Do you really care if the Patriot Act gives the feds the right to check your library borrowing (something they aren’t in the least likely to do unless you are suspected of being a terrorist) if it also means that they have the right to probe internet usage in public libraries by real terrorists?


New York Post columnist Deborah Orin has a chilling report on a Clinton appointee, former U.S. Attorney for New York Mary Jo White, who tried to get the rules governing intelligence sharing between various U.S. government agencies changed. She was ignored:



President Bill Clinton’s team ignored dire warnings that its approach to terrorism was ’very dangerous’ and could have ’deadly results,’ according to a blistering memo just obtained by The Post.


Then-Manhattan U.S. Attorney Mary Jo White wrote the memo as she pleaded in vain with Deputy Attorney General Jamie Gorelick to tear down the wall between intelligence and prosecutors, a wall that went beyond legal requirements.


Looking back after 9/11, the memo makes for eerie reading — because White’s team foresaw, years in advance, that the Clinton-era wall would make it tougher to stop mass murder.

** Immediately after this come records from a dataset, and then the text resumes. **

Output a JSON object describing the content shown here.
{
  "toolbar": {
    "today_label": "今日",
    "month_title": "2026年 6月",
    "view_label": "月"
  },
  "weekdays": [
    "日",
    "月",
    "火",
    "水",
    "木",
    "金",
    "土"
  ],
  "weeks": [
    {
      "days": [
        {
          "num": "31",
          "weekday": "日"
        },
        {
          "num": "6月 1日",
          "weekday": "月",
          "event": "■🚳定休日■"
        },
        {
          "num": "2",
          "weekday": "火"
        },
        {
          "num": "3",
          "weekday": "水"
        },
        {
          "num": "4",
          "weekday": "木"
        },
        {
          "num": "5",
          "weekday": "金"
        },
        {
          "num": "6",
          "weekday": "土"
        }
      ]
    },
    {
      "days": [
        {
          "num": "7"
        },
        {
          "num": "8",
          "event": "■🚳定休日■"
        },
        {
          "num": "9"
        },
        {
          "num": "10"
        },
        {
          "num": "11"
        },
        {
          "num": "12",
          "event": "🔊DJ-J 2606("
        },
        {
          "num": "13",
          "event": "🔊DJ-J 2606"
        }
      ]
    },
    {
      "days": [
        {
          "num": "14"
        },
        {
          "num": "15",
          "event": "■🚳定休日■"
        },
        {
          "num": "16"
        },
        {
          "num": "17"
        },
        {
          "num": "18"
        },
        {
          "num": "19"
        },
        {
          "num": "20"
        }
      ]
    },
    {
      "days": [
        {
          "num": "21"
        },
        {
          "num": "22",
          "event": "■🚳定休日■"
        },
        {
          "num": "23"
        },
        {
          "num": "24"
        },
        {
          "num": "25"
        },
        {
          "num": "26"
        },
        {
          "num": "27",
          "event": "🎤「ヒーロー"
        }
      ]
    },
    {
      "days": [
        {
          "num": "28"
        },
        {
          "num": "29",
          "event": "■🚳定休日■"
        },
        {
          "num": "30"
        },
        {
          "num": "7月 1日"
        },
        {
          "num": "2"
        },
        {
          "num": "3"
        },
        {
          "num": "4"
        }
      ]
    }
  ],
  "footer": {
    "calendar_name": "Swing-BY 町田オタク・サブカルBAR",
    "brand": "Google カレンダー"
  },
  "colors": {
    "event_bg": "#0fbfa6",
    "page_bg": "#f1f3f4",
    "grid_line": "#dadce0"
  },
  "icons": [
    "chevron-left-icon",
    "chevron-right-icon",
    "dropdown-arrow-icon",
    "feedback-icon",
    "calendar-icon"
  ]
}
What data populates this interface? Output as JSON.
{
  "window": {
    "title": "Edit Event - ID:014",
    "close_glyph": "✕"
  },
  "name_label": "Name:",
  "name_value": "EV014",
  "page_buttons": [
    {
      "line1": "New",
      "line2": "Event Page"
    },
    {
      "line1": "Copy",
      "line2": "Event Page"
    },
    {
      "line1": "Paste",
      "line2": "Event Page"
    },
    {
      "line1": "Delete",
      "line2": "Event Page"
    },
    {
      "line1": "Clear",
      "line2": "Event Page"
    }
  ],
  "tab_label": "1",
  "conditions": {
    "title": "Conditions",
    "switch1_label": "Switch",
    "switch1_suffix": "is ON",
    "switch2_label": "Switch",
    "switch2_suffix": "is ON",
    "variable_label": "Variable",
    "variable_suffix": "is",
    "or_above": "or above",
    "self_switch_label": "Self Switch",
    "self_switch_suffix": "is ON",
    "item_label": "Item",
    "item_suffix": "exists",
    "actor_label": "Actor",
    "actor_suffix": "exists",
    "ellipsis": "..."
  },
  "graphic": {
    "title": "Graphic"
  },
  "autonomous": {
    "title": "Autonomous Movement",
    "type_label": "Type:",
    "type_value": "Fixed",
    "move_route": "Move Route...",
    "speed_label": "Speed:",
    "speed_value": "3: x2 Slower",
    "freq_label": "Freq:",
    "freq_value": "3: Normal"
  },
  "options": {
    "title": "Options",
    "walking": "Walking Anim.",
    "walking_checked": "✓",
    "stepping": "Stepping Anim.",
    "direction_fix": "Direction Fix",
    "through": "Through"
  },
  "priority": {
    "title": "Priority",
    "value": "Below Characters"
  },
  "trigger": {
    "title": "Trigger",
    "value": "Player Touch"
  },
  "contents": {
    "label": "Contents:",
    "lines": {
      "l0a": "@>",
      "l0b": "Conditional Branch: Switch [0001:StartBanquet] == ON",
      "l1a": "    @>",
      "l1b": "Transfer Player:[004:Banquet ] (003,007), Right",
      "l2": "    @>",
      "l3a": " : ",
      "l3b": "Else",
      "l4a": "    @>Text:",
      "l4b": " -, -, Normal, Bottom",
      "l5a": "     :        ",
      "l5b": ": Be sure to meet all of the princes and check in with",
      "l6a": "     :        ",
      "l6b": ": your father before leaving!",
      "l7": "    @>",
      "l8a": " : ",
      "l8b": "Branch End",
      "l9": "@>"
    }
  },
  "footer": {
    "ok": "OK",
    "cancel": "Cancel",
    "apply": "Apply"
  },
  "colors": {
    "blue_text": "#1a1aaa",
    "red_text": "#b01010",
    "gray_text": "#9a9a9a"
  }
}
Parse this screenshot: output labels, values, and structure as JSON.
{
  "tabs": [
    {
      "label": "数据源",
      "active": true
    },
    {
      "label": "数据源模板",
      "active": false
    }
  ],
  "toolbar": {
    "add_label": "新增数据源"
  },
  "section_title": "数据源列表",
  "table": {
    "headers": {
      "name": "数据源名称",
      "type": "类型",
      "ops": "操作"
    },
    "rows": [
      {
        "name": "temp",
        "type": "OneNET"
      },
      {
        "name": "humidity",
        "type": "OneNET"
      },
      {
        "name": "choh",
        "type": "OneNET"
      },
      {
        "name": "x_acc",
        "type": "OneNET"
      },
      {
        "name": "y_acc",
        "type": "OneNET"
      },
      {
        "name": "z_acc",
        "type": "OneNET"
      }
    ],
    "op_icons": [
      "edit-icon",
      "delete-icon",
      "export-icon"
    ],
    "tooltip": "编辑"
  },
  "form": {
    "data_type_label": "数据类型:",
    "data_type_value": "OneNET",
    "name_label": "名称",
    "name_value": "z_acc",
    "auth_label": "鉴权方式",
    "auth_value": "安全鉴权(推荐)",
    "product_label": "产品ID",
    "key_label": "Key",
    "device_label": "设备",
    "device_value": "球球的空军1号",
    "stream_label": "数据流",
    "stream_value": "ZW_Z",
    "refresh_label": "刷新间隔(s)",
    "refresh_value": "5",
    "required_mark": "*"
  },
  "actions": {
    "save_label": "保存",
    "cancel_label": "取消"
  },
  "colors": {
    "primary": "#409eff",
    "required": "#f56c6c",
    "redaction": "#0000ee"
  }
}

’This is not an area where it is safe or prudent to build unnecessary walls or to compartmentalize our knowledge of any possible players, plans or activities,’ wrote White, herself a Clinton appointee.


’The single biggest mistake we can make in attempting to combat terrorism is to insulate the criminal side of the house from the intelligence side of the house, unless such insulation is absolutely necessary. Excessive conservatism…can have deadly results.’


She added: ’We must face the reality that the way we are proceeding now is inherently and in actuality very dangerous.’


The White memo is particularly eerie in light of recent allegations that the preening 9/11 Commission ignored information about the wall in compiling its report.